BİLİM TOPLULUĞUNDA TEMKİNLİ SEVİNÇ
Şimdi teleskobun iki farklı aygıtı, Dünya’da sadece deniz fitoplanktonları üzere canlılar tarafından üretilen dimetil sülfür (DMS) ve dimetil disülfür (DMDS) moleküllerini yüksek ölçüde tespit etti. Bulgular Astrophysical Journal Letters akademik mecmuasında yayımlanacak.
Cambridge grubu, gözlemlenen ölçüde DMS ve DMDS’nin, kendi kendine, canlı bir varlık olmadan oluşamayacağını söyledi. Lakin, bilmedikleri farklı bir sürecin de mümkün olduğunu belirterek temkinli davranıyorlar.
Keşifi yapan grup, dünya dışı canlı varlıkların kanıdı olarak kabul gören gazların öbür bir biçimde ortaya çıkmış olabileceği ihtimalini elemek için kuramsal ve deneysel çalışmalar planlıyorlar.
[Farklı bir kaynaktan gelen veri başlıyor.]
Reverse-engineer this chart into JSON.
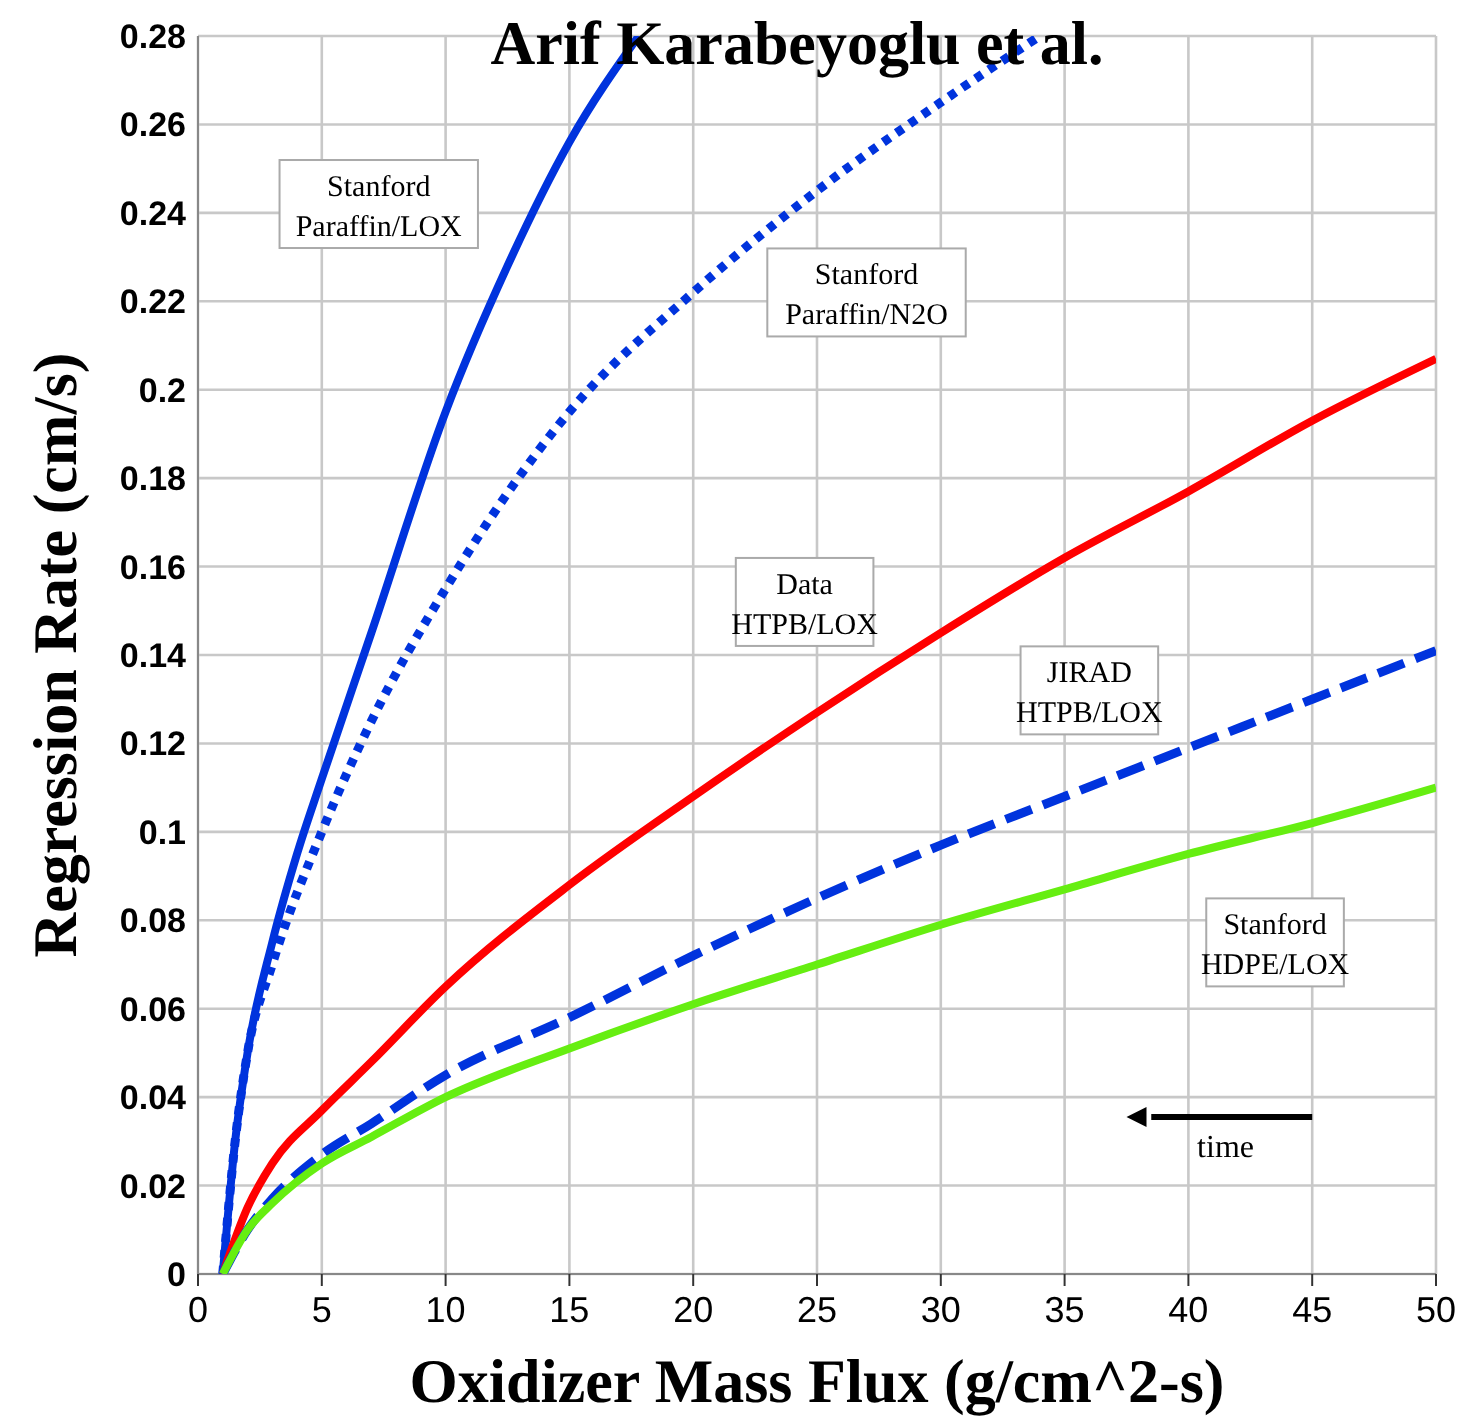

Madhusudhan, “Kendi sonuçlarımızdan derin bir kuşku duymamız kıymetli. Lakin tekrar tekrar test ederek bu sonuçlara güvenebileceğimiz noktaya ulaşabiliriz” dedi.
Eğer bu işaretler dünya dışı hayattan kaynaklanıyorsa, gezegenin okyanuslarının Dünya’nın erken periyotlarındaki mikrobiyal canlılık seviyesine sahip olabileceği düşünülüyor. Lakin mikrobiyal hayatın ötesinde karmaşık bir ekosistem olup olmadığını anlamak mümkün değil.
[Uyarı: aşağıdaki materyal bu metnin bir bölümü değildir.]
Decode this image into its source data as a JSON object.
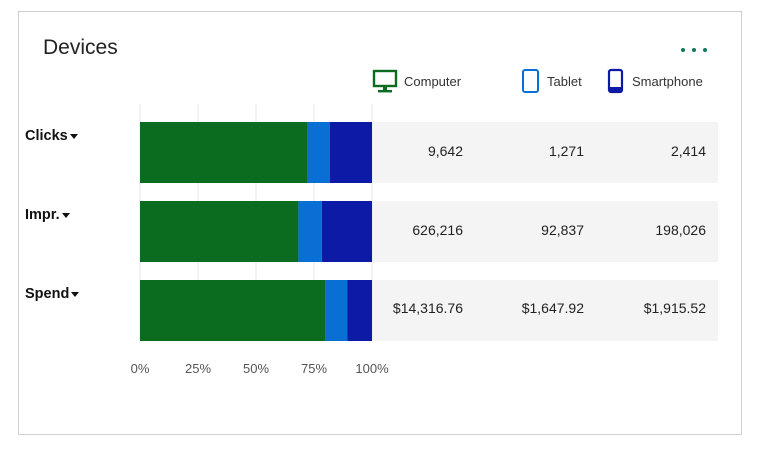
{
  "header": {
    "title": "Devices",
    "more_icon": "more-horizontal-icon"
  },
  "legend": [
    {
      "label": "Computer",
      "icon": "computer-icon",
      "color": "#0b6b1f"
    },
    {
      "label": "Tablet",
      "icon": "tablet-icon",
      "color": "#0a6fd4"
    },
    {
      "label": "Smartphone",
      "icon": "smartphone-icon",
      "color": "#0d1aa5"
    }
  ],
  "rows": [
    {
      "label": "Clicks",
      "values": [
        "9,642",
        "1,271",
        "2,414"
      ]
    },
    {
      "label": "Impr.",
      "values": [
        "626,216",
        "92,837",
        "198,026"
      ]
    },
    {
      "label": "Spend",
      "values": [
        "$14,316.76",
        "$1,647.92",
        "$1,915.52"
      ]
    }
  ],
  "chart_data": {
    "type": "bar",
    "orientation": "horizontal",
    "stacked": "percent",
    "categories": [
      "Clicks",
      "Impr.",
      "Spend"
    ],
    "series": [
      {
        "name": "Computer",
        "color": "#0b6b1f",
        "values": [
          9642,
          626216,
          14316.76
        ]
      },
      {
        "name": "Tablet",
        "color": "#0a6fd4",
        "values": [
          1271,
          92837,
          1647.92
        ]
      },
      {
        "name": "Smartphone",
        "color": "#0d1aa5",
        "values": [
          2414,
          198026,
          1915.52
        ]
      }
    ],
    "xlim": [
      0,
      100
    ],
    "xticks": [
      "0%",
      "25%",
      "50%",
      "75%",
      "100%"
    ],
    "grid": true,
    "legend_position": "top"
  }
}
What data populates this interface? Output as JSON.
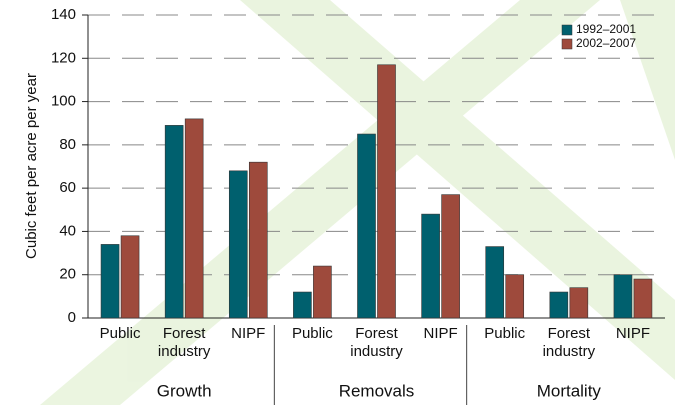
{
  "chart_data": {
    "type": "bar",
    "y_label": "Cubic feet per acre per year",
    "categories": [
      "Public",
      "Forest industry",
      "NIPF",
      "Public",
      "Forest industry",
      "NIPF",
      "Public",
      "Forest industry",
      "NIPF"
    ],
    "groups": [
      "Growth",
      "Removals",
      "Mortality"
    ],
    "series": [
      {
        "name": "1992–2001",
        "color": "#00606e",
        "values": [
          34,
          89,
          68,
          12,
          85,
          48,
          33,
          12,
          20
        ]
      },
      {
        "name": "2002–2007",
        "color": "#9e4a3c",
        "values": [
          38,
          92,
          72,
          24,
          117,
          57,
          20,
          14,
          18
        ]
      }
    ],
    "ylim": [
      0,
      140
    ],
    "yticks": [
      0,
      20,
      40,
      60,
      80,
      100,
      120,
      140
    ],
    "grid": true,
    "legend": "top-right"
  }
}
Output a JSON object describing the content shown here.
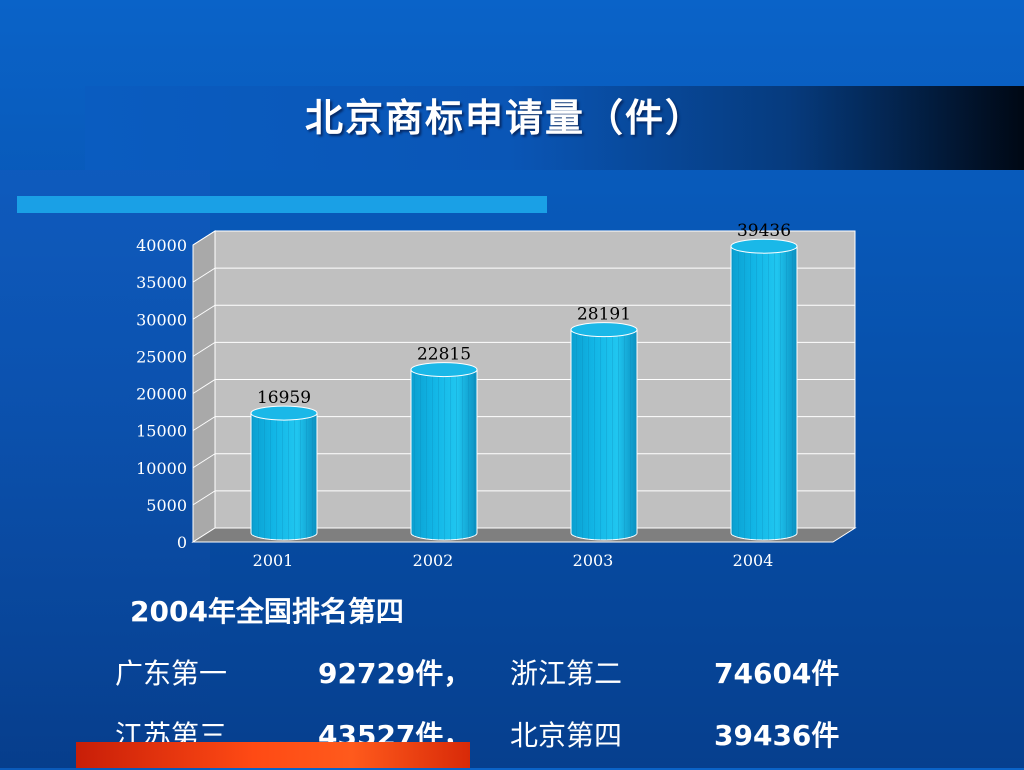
{
  "slide": {
    "title": "北京商标申请量（件）",
    "ranking_heading": "2004年全国排名第四",
    "ranking": [
      {
        "label": "广东第一",
        "value": "92729件，"
      },
      {
        "label": "浙江第二",
        "value": "74604件"
      },
      {
        "label": "江苏第三",
        "value": "43527件，"
      },
      {
        "label": "北京第四",
        "value": "39436件"
      }
    ]
  },
  "colors": {
    "background": "#0752ae",
    "plot_background": "#c0c0c0",
    "bar": "#12b6e6",
    "floor": "#7f7f7f"
  },
  "chart_data": {
    "type": "bar",
    "style": "3d-cylinder",
    "categories": [
      "2001",
      "2002",
      "2003",
      "2004"
    ],
    "values": [
      16959,
      22815,
      28191,
      39436
    ],
    "data_labels": [
      "16959",
      "22815",
      "28191",
      "39436"
    ],
    "ylim": [
      0,
      40000
    ],
    "yticks": [
      0,
      5000,
      10000,
      15000,
      20000,
      25000,
      30000,
      35000,
      40000
    ],
    "grid": true,
    "legend": "none"
  }
}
Gezegenin atmosferindeki gazlar, yıldızının önünden geçerken ışık tayfında bıraktığı izlerle tahlil ediliyor. K2-18b direkt görüntülenemiyor.
Zira bu gezegen, hem çok uzak hem de güneş sisteminin yıldızına fazla yakın.Bu nedenle teleskoplarla direkt müşahede yapılması yakın gelecekte mümkün görünmüyor.
‘DİKKATLE İZLEMELİYİZ’
Araştırmanın dışında kalan kimi gökbilimciler ise temkinli bir optimistlik içinde. Londra’daki Imperial College Dave Clements, “Bu çalışma, dünya dışında yerde hayat keşfettiğimizi ilan edeceğimiz uzun yolun hakikat tarafta atılmış bir adımı” dedi.
Kraliyet Astronomi Topluluğu Lider Yardımcısı Robert Massey ise “Bir gezegende okyanus dolusu mikrobiyal canlı bulduğumuza dair en ufak bir ihtimal bile inanılmaz bir niyet. Bundan sonra ne olacağını dikkatle izlemeliyiz” dedi.
Son 30 yılda Güneş Sistemi dışında yaklaşık 5 bin 800 gezegen keşfedildi. K2-18b dışında da pek çok gezegen, dünya dışı hayat saptamak için dikkatle izleniyor.
Güneş sistemimizde ise, Jüpiter ve Satürn’ün buzla kaplı uydularının altındaki okyanuslarda ömür izleri aranıyor. ESA’nın ‘Jupiter’in Buzlu Ayları Kaşifi’ aracı ve NASA’nın ‘Europa Tırmanıcısı’ araçları 2030’larda bu uyduları araştırmak için yola çıkacak.